The survey, conducted by polling firm Forsa for the RTL broadcaster and Stern magazine suggested the struggling Free Democratic Party (FDP) could pull itself over the five percent hurdle needed to enter Parliament.

It has failed to do so in recent regional elections and other national polls have shown support of around two percent.

The poll suggests the current ruling coalition could continue, as Chancellor Angela Merkel’s Christian Democratic Union (CDU) got 34 percent and its Bavarian sister party the Christian Social Union (CSU), two percent. This would give the current coalition parties a joint score of 41 percent.

The Social Democratic Party (SPD) managed a 24 percent showing, leaving its preferred coalition option of partnership with the Greens trailing at 35 percent.

The Left party posted an eight percent share.

The Pirates unexpectedly got 7.4 percent of the vote in the Saarland state election on March 25, and are expecting to clear the five percent parliamentary entry hurdle in the important North Rhine-Westphalia election in May.
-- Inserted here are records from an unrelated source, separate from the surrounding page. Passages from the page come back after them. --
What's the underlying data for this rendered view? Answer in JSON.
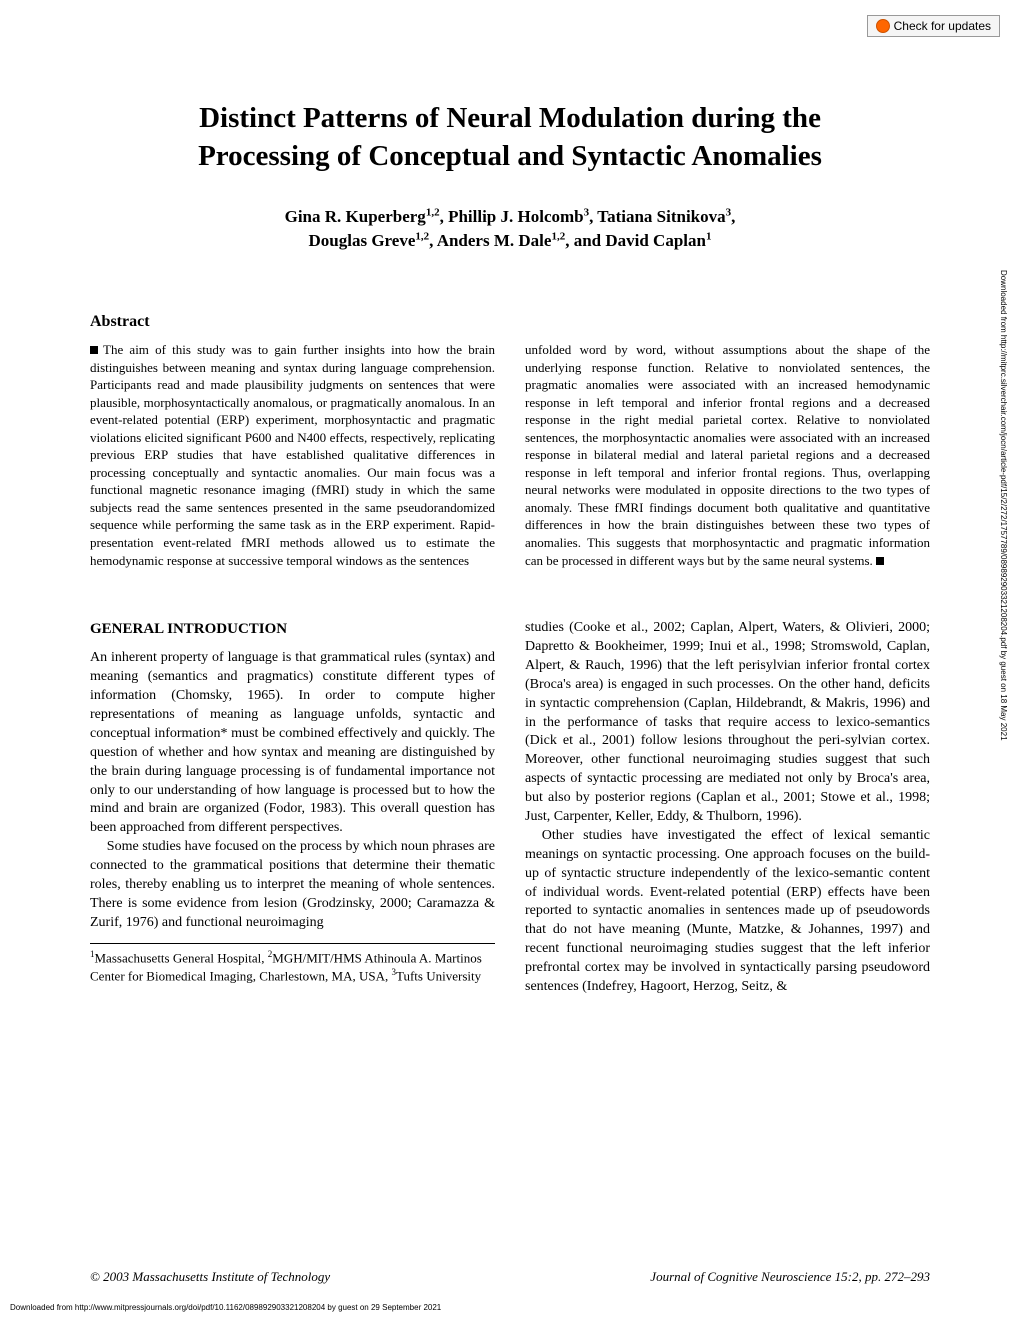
{
  "check_updates": {
    "label": "Check for updates"
  },
  "title": {
    "line1": "Distinct Patterns of Neural Modulation during the",
    "line2": "Processing of Conceptual and Syntactic Anomalies"
  },
  "authors_line1": "Gina R. Kuperberg",
  "authors_sup1": "1,2",
  "authors_mid1": ", Phillip J. Holcomb",
  "authors_sup2": "3",
  "authors_mid2": ", Tatiana Sitnikova",
  "authors_sup3": "3",
  "authors_mid3": ",",
  "authors_line2_a": "Douglas Greve",
  "authors_sup4": "1,2",
  "authors_line2_b": ", Anders M. Dale",
  "authors_sup5": "1,2",
  "authors_line2_c": ", and David Caplan",
  "authors_sup6": "1",
  "abstract": {
    "header": "Abstract",
    "col1": "The aim of this study was to gain further insights into how the brain distinguishes between meaning and syntax during language comprehension. Participants read and made plausibility judgments on sentences that were plausible, morphosyntactically anomalous, or pragmatically anomalous. In an event-related potential (ERP) experiment, morphosyntactic and pragmatic violations elicited significant P600 and N400 effects, respectively, replicating previous ERP studies that have established qualitative differences in processing conceptually and syntactic anomalies. Our main focus was a functional magnetic resonance imaging (fMRI) study in which the same subjects read the same sentences presented in the same pseudorandomized sequence while performing the same task as in the ERP experiment. Rapid-presentation event-related fMRI methods allowed us to estimate the hemodynamic response at successive temporal windows as the sentences",
    "col2": "unfolded word by word, without assumptions about the shape of the underlying response function. Relative to nonviolated sentences, the pragmatic anomalies were associated with an increased hemodynamic response in left temporal and inferior frontal regions and a decreased response in the right medial parietal cortex. Relative to nonviolated sentences, the morphosyntactic anomalies were associated with an increased response in bilateral medial and lateral parietal regions and a decreased response in left temporal and inferior frontal regions. Thus, overlapping neural networks were modulated in opposite directions to the two types of anomaly. These fMRI findings document both qualitative and quantitative differences in how the brain distinguishes between these two types of anomalies. This suggests that morphosyntactic and pragmatic information can be processed in different ways but by the same neural systems."
  },
  "intro": {
    "header": "GENERAL INTRODUCTION",
    "col1_p1": "An inherent property of language is that grammatical rules (syntax) and meaning (semantics and pragmatics) constitute different types of information (Chomsky, 1965). In order to compute higher representations of meaning as language unfolds, syntactic and conceptual information* must be combined effectively and quickly. The question of whether and how syntax and meaning are distinguished by the brain during language processing is of fundamental importance not only to our understanding of how language is processed but to how the mind and brain are organized (Fodor, 1983). This overall question has been approached from different perspectives.",
    "col1_p2": "Some studies have focused on the process by which noun phrases are connected to the grammatical positions that determine their thematic roles, thereby enabling us to interpret the meaning of whole sentences. There is some evidence from lesion (Grodzinsky, 2000; Caramazza & Zurif, 1976) and functional neuroimaging",
    "col2_p1": "studies (Cooke et al., 2002; Caplan, Alpert, Waters, & Olivieri, 2000; Dapretto & Bookheimer, 1999; Inui et al., 1998; Stromswold, Caplan, Alpert, & Rauch, 1996) that the left perisylvian inferior frontal cortex (Broca's area) is engaged in such processes. On the other hand, deficits in syntactic comprehension (Caplan, Hildebrandt, & Makris, 1996) and in the performance of tasks that require access to lexico-semantics (Dick et al., 2001) follow lesions throughout the peri-sylvian cortex. Moreover, other functional neuroimaging studies suggest that such aspects of syntactic processing are mediated not only by Broca's area, but also by posterior regions (Caplan et al., 2001; Stowe et al., 1998; Just, Carpenter, Keller, Eddy, & Thulborn, 1996).",
    "col2_p2": "Other studies have investigated the effect of lexical semantic meanings on syntactic processing. One approach focuses on the build-up of syntactic structure independently of the lexico-semantic content of individual words. Event-related potential (ERP) effects have been reported to syntactic anomalies in sentences made up of pseudowords that do not have meaning (Munte, Matzke, & Johannes, 1997) and recent functional neuroimaging studies suggest that the left inferior prefrontal cortex may be involved in syntactically parsing pseudoword sentences (Indefrey, Hagoort, Herzog, Seitz, &"
  },
  "affiliations": {
    "a1": "1",
    "t1": "Massachusetts General Hospital, ",
    "a2": "2",
    "t2": "MGH/MIT/HMS Athinoula A. Martinos Center for Biomedical Imaging, Charlestown, MA, USA, ",
    "a3": "3",
    "t3": "Tufts University"
  },
  "footer": {
    "left": "© 2003 Massachusetts Institute of Technology",
    "right": "Journal of Cognitive Neuroscience 15:2, pp. 272–293"
  },
  "download_note": "Downloaded from http://www.mitpressjournals.org/doi/pdf/10.1162/089892903321208204 by guest on 29 September 2021",
  "side_note": "Downloaded from http://mitprc.silverchair.com/jocn/article-pdf/15/2/272/1757789/089892903321208204.pdf by guest on 18 May 2021"
}
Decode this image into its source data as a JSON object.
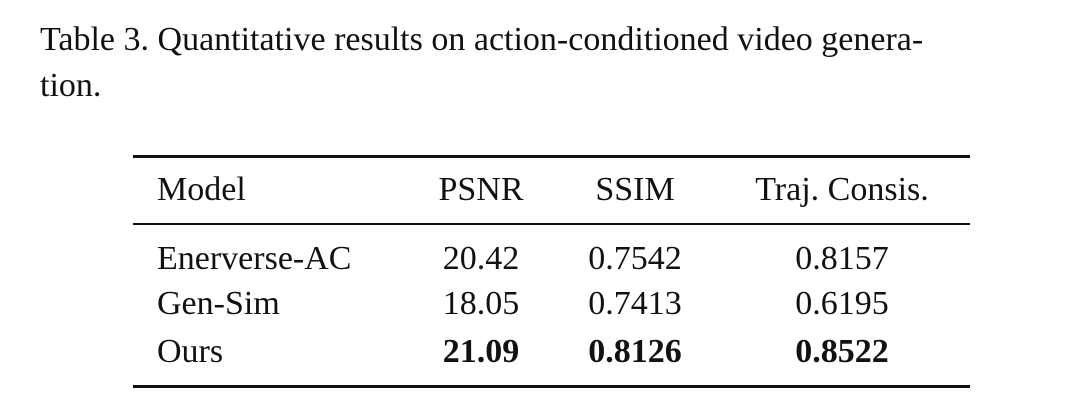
{
  "caption": {
    "lines": [
      "Table 3. Quantitative results on action-conditioned video genera-",
      "tion."
    ]
  },
  "table": {
    "header": [
      "Model",
      "PSNR",
      "SSIM",
      "Traj. Consis."
    ],
    "rows": [
      [
        "Enerverse-AC",
        "20.42",
        "0.7542",
        "0.8157"
      ],
      [
        "Gen-Sim",
        "18.05",
        "0.7413",
        "0.6195"
      ],
      [
        "Ours",
        "21.09",
        "0.8126",
        "0.8522"
      ]
    ]
  }
}
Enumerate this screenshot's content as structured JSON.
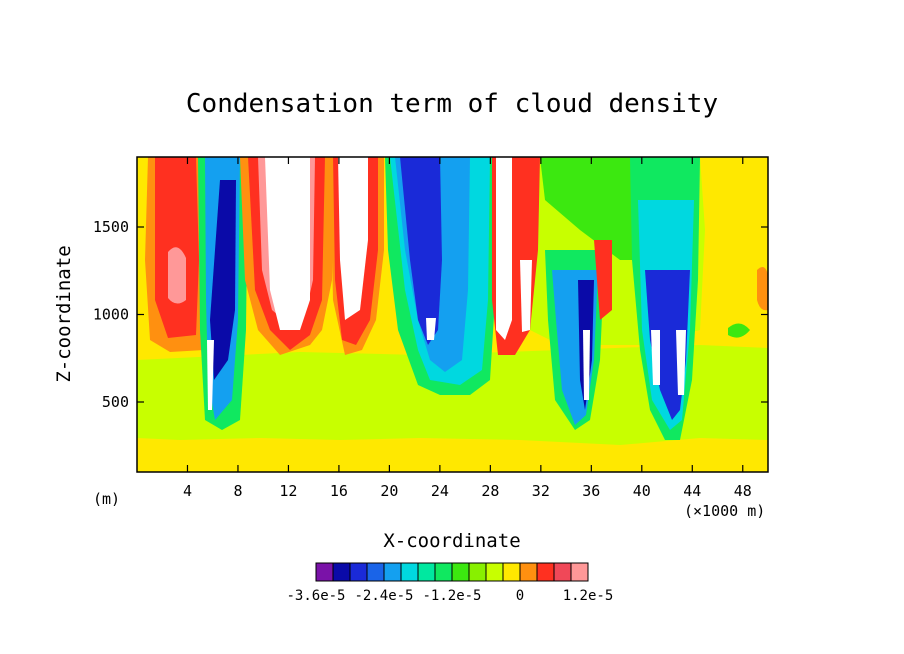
{
  "chart_data": {
    "type": "heatmap",
    "title": "Condensation term of cloud density",
    "xlabel": "X-coordinate",
    "ylabel": "Z-coordinate",
    "x_unit_left": "(m)",
    "x_unit_right": "(×1000 m)",
    "xlim": [
      0,
      50
    ],
    "ylim": [
      100,
      1900
    ],
    "x_ticks": [
      "4",
      "8",
      "12",
      "16",
      "20",
      "24",
      "28",
      "32",
      "36",
      "40",
      "44",
      "48"
    ],
    "x_tick_values": [
      4,
      8,
      12,
      16,
      20,
      24,
      28,
      32,
      36,
      40,
      44,
      48
    ],
    "y_ticks": [
      "500",
      "1000",
      "1500"
    ],
    "y_tick_values": [
      500,
      1000,
      1500
    ],
    "colorbar": {
      "levels": [
        -3.6e-05,
        -3.3e-05,
        -3e-05,
        -2.7e-05,
        -2.4e-05,
        -2.1e-05,
        -1.8e-05,
        -1.5e-05,
        -1.2e-05,
        -9e-06,
        -6e-06,
        -3e-06,
        0,
        3e-06,
        6e-06,
        9e-06
      ],
      "colors": [
        "#7a12a8",
        "#0a0aa8",
        "#1a2ad8",
        "#1a64e8",
        "#14a0f0",
        "#00d8e0",
        "#00e8a0",
        "#10e860",
        "#3ce810",
        "#88f000",
        "#c8ff00",
        "#ffe800",
        "#ff9010",
        "#ff3020",
        "#f04858",
        "#ff9898"
      ],
      "tick_labels": [
        "-3.6e-5",
        "-2.4e-5",
        "-1.2e-5",
        "0",
        "1.2e-5"
      ],
      "tick_values": [
        -3.6e-05,
        -2.4e-05,
        -1.2e-05,
        0,
        1.2e-05
      ]
    },
    "features": [
      {
        "x": 3.5,
        "z": 1350,
        "value": 1.2e-05
      },
      {
        "x": 6.3,
        "z": 800,
        "value": -3e-05
      },
      {
        "x": 12,
        "z": 1500,
        "value": 1.5e-05
      },
      {
        "x": 17,
        "z": 1400,
        "value": 1.5e-05
      },
      {
        "x": 22.5,
        "z": 1300,
        "value": -2.4e-05
      },
      {
        "x": 26,
        "z": 1100,
        "value": -1.5e-05
      },
      {
        "x": 29.5,
        "z": 1300,
        "value": 1.5e-05
      },
      {
        "x": 35.3,
        "z": 700,
        "value": -3.3e-05
      },
      {
        "x": 41,
        "z": 700,
        "value": -3.3e-05
      },
      {
        "x": 43,
        "z": 700,
        "value": -3.3e-05
      },
      {
        "x": 46.5,
        "z": 1200,
        "value": 0.0
      }
    ]
  }
}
“I’m hoping for 6.5 percent,” the vice chairman of the party, Bernd Schlömer, told the WAZ media group, referring to the May 13 vote.

But he appeared nonchalant about potential failure, adding “it’s not tragic” if the pirates do not make it into the state parliament in that region – or in Schleswig Holstein, where voters go to the polls on May 6.

Meanwhile the party is showing signs that it is affected by internal strife just like any other political group.

A number of party members complained that the party was sexist and racist in an open letter published on Sunday evening in Die Welt Online.

The letter said a woman was described as being “too pretty” to be taken seriously. Another noted that in a Twitter discussion participants were told that it is okay to be “critical of foreigners.”

Aleks Lessmann, a spokesperson, said Monday that every party had a certain percentage of idiots, but it was important that such opinions were not shared by the majority.

“In contrast to the established parties we offer every basic member an equal forum.” Due to this openness, such discriminatory opinions “are more recognizable,” he said.

Lessmann said the people who run the national Pirate Party did not want to control what individual party members said. But he added, “The Pirate Party of Germany is clearly and unequivocally for equal rights, integration and a cultural getting along.”